There are approximately 150,000 feral pigs in South Carolina, and they live in every county.
Several thousand roam the Savannah River Site, where the Ecology Lab is located.
“They're a growing problem, and, at the moment, they're not going away,” said Beasley, who has a doctorate in wildlife ecology.
Beasley and his Ecology Lab colleagues are collaborating with scientists from the U.S. Department of Agriculture Forest Service and National Wildlife Research Center to learn more about feral pigs and how to control them.
They're putting radio transmitters on the pigs to monitor their movements. They're also trying to find out what types of wild animals eat dead pigs.

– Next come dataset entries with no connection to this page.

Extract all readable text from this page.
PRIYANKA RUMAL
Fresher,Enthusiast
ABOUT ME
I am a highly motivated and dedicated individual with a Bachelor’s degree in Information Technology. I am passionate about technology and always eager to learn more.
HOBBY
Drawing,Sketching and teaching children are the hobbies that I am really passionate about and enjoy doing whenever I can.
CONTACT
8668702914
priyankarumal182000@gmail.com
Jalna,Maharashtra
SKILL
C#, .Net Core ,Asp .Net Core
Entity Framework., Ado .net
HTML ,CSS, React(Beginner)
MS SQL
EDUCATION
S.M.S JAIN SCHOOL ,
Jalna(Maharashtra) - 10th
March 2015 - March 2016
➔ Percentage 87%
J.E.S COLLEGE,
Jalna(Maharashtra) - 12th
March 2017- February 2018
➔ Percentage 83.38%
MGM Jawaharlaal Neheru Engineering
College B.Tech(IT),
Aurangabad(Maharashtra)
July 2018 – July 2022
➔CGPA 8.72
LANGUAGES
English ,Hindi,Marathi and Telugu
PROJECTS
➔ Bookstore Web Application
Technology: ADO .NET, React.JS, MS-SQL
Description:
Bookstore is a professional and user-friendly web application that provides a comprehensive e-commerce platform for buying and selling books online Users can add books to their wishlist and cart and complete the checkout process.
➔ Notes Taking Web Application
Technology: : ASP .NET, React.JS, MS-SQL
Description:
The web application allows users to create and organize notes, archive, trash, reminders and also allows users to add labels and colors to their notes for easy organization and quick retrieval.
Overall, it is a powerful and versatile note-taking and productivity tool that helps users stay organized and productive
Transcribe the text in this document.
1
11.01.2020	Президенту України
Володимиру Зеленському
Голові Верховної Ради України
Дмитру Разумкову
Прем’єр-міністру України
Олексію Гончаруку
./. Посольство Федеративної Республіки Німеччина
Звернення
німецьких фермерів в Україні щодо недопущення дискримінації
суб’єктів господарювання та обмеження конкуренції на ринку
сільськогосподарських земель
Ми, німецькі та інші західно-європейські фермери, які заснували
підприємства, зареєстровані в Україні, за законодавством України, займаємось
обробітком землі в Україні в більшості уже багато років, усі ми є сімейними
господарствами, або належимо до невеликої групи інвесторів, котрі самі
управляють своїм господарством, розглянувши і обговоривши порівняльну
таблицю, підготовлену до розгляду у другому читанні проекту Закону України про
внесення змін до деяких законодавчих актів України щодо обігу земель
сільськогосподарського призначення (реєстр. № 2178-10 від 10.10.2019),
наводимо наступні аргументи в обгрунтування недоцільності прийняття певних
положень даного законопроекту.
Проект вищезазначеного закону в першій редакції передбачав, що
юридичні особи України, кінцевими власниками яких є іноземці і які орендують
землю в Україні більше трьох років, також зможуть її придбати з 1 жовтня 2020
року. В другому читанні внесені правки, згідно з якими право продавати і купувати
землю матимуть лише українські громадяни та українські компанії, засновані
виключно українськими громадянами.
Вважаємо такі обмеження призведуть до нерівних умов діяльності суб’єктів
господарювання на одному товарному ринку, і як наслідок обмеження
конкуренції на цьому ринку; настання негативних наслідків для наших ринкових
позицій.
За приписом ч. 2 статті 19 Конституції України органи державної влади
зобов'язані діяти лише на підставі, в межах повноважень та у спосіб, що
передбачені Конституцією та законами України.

Soon, they'll begin testing how well various pig trapping techniques work.
“People have been doing pig research at the Savannah River Site for decades,” Beasley said.
But the feeling of urgency has grown because, since the 1980s, feral pigs have been showing up in more and more places.
“There has been a lot more movement of pigs by humans recently,” Beasley said. “They are a sport hunting animal, and some people want them around. They trap the pigs and move them to their property or someone else's property. That's creating new epicenters that the pigs can spread out from.”
The expansion of their territory isn't good news because feral pigs can wreak all sorts of havoc.
“It is estimated that feral pigs cause about $1.5 billion in damage to crops and the environment every year in the United States,” Beasley said.
In addition to eating cultivated plants, feral pigs destroy fences and cause erosion by digging in the dirt with their snouts, he said. Sometimes they kill and eat small newborn livestock, such as lambs.
In the wild, feral pigs devour the eggs of sea turtles and birds that nest on the ground. They also destroy native plant communities.
In addition, feral pigs carry and/or transmit a variety of diseases, including swine brucellosis, pseudorabies and trichinosis.
“Feral pigs are not native to the Western Hemisphere,” Beasley said. “They were originally brought to the Americas in the 1500s, primarily for domestication. Those pigs escaped occasionally and some were let go on purpose. Then, in the early 1900s, people brought Eurasian boars here for hunting purposes.”
The escaped and released domestic pigs and the Eurasian boars interbred, producing hardy hybrids that proved difficult to eradicate.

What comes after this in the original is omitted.